Nicolas Bouzou : Le souci vient de la passivité des pouvoirs publics face à cette situation, alors qu'ils doivent absolument mettre en place les réformes qui permettront de lutter contre ce chômage structurel. Il y a également un problème de confiance des entreprises qui sont tétanisées par les politiques contradictoires qu'on leur a présentées ces dernières années. Elles craignent que les règles changent à nouveau. Pour regagner leur confiance, le gouvernement doit être crédible et prendre des mesures fortes. Or, pour le moment, ce n'est pas ce que l'on voit, à l'image du dossier du dialogue social où, là encore, l'exécutif fait preuve de passivité.

Quelles solutions faut-il privilégier pour enrayer la spirale du chômage ?

Stéphane Auray : Il faut moins de rigidité et des signaux forts : un allègement massif des charges pour les bas salaires ou encore un contrat unique. Il faut également miser sur l'apprentissage, revaloriser le travail non qualifié, et cibler des secteurs porteurs. On peut mettre tous les pansements que l'on veut, comme le pacte de responsabilité ou le crédit d'impôt pour la compétitivité et l'emploi (CICE), il faut surtout une politique globale et d'une ampleur suffisante. 

Nicolas Bouzou : Les difficultés sont d'abord liées aux blocages existants dans le marché du travail : un coût du travail trop élevé pour les emplois moins qualifiés, un droit du travail trop judiciarisé ou encore une indemnisation des chômeurs qui n'incitent pas à retourner vers l'emploi. Il faut également réorienter la formation professionnelle pour que les chômeurs et les travailleurs les moins qualifiés en bénéficient en priorité, alors que ce sont surtout les salariés les plus privilégiés qui en profitent aujourd'hui. 

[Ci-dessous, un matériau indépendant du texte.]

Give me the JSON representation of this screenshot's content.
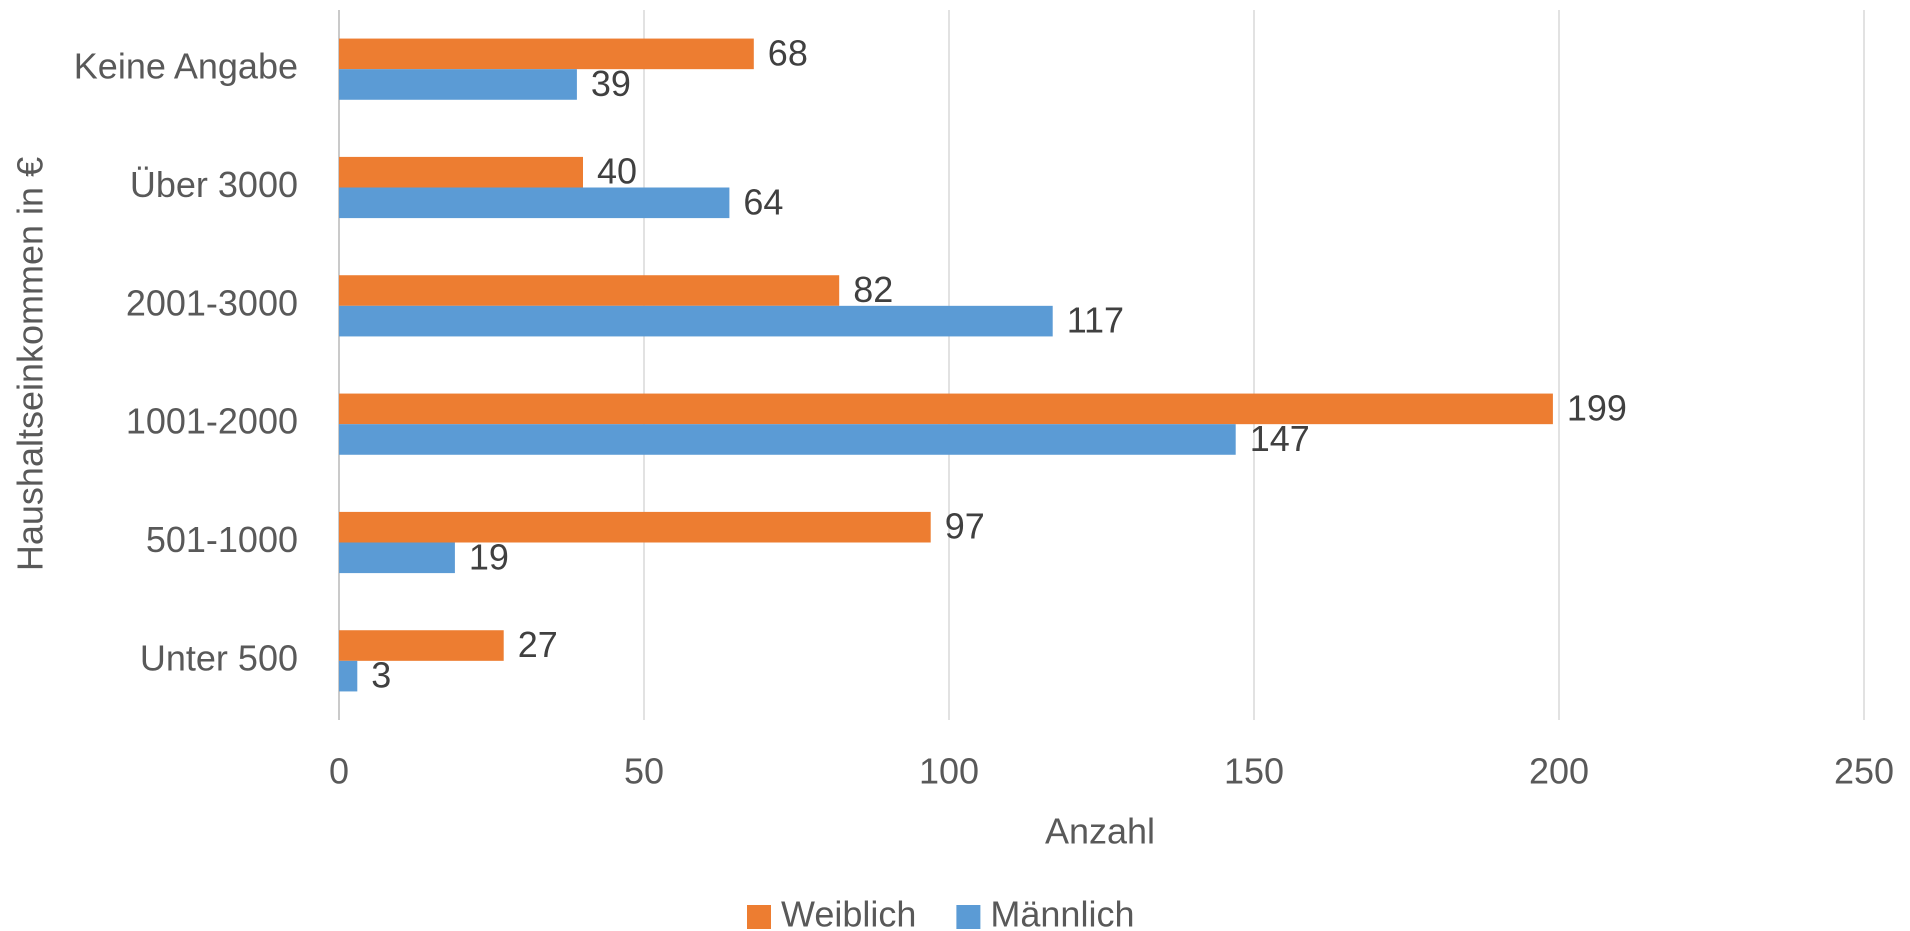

Certains économistes, notamment cités par Challenges, estiment que l'augmentation de la population active, liée à la forte croissance démographique française, joue un rôle dans cette augmentation du chômage et plombe l'emploi des jeunes. Quel est votre avis sur cette analyse ?

Nicolas Bouzou : Ça crée bien un effet d'engorgement, puisque le marché du travail n'arrive pas à absorber ces nouveaux actifs en augmentation. A la base, cette forte démographie est un avantage pour la France, mais notre marché du travail dysfonctionne tellement qu'il n'est pas capable d'en profiter.

Stéphane Auray : Quand on voit le niveau du chômage des jeunes, on peut être inquiet. Pourtant, en France, les jeunes sont bien formés si on se réfère au taux de réussite au bac. Il faudrait non seulement revaloriser le travail peu qualifié, qu'on a encouragé il y a trente ans avant de le dévaloriser, mais aussi donner la priorité à des secteurs porteurs. Aujourd'hui, par exemple, la dynamique de l'emploi est plus porteuse dans le secteur de la plomberie que chez les commerciaux spécialisés dans l'immobilier.